Шесть дней спустя приходит конверт из Америки. Внутри две вещи: открытка от Зака и рецепт крупным почерком Венди.
Привет, Мия!
Мы сейчас в Сан-Франциско – на родине китайских печенек с предсказанием, джинсов, ирландского кофе и кучи знаменитых чудаков. Опять видели звезду: Робин Уильямс, жрущий бублик. Представляешь, какое везение?
Как там Шеба? Что с тортом Мириам – небось, опять всех победила? Мама говорит, что даст тебе рецепту если поклянешься хранить его в, цитирую, «страшном секрете». От такого не отказываются, хе-хе.
Завтра в программе Диснейленд. Не знаю, какой тебе прихватить сувенир. Придется угадывать, кто там твой любимый персонаж. Белоснежка, нет? Папа всю жизнь нас веселил, изображая Микки-Мауса – натянет штаны до подмышек, выпятит пузо и разговаривает писком. А Эван с детства обожает Покахонтас.

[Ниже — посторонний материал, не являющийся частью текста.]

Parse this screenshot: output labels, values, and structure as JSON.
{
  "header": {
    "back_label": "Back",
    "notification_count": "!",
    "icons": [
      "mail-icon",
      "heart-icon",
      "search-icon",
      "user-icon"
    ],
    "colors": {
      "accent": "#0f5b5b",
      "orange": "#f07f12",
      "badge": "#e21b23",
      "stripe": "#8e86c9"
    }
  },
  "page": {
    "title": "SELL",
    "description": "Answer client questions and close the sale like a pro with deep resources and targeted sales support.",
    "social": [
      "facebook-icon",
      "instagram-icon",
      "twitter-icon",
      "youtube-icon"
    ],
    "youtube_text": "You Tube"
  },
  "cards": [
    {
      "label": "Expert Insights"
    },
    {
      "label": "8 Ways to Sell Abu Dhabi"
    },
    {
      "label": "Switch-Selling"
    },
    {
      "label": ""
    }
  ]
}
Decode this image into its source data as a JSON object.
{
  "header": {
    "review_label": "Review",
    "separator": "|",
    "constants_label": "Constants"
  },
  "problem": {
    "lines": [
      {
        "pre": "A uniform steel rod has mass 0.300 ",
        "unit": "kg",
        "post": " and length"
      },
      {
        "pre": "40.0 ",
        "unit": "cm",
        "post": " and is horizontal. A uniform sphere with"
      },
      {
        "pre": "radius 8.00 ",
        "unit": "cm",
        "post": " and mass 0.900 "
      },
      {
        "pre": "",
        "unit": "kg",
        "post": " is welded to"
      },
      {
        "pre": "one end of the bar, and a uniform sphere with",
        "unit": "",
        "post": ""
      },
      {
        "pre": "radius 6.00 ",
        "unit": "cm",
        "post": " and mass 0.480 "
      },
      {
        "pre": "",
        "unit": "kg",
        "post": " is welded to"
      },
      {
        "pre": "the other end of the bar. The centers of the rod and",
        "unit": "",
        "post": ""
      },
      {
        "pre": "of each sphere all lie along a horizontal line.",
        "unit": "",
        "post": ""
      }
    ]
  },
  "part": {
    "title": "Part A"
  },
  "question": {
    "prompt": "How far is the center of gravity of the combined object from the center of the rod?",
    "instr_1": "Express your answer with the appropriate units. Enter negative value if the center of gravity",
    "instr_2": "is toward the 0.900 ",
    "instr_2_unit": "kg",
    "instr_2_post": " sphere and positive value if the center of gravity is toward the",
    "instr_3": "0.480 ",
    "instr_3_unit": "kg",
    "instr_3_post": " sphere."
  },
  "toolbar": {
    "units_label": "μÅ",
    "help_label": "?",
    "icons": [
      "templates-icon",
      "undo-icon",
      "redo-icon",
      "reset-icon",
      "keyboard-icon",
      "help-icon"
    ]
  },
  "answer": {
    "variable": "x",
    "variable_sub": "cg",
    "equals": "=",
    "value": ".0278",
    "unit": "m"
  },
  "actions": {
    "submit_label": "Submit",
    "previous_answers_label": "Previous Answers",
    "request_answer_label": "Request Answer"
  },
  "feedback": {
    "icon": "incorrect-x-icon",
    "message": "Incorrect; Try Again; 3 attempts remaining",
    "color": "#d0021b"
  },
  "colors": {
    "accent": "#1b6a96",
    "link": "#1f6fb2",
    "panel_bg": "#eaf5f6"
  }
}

Надеюсь, он сможет завтра себя контролировать.
Так, мама говорит завязывать, у пег послеобеденный «Старбакс» по расписанию.
Пожелай мне удачи.
Зак
Мне непросто представить Зака в Сан-Франциско. Там не будет петушиного кукареканья, чтобы будить по утрам. Не будет тяжелых резиновых сапог и длинных розовых перчаток.
Я перечитываю письмо на пути в ампутационную клинику, где мне будут подтягивать протез. Перечитываю снова, подсчитывая упоминания везения. Как типично для него использовать это слово всуе.
И он не единственный. Во время химиотерапии врачи постоянно повторяли это моей маме – им хватало ума не пробовать этого со мной. Повезло, что мы диагностировали на ранней стадии. Повезло, что опухоль изолирована. И потом, после операции, я подслушала медсестер в коридоре. Она не понимает, как ей повезло.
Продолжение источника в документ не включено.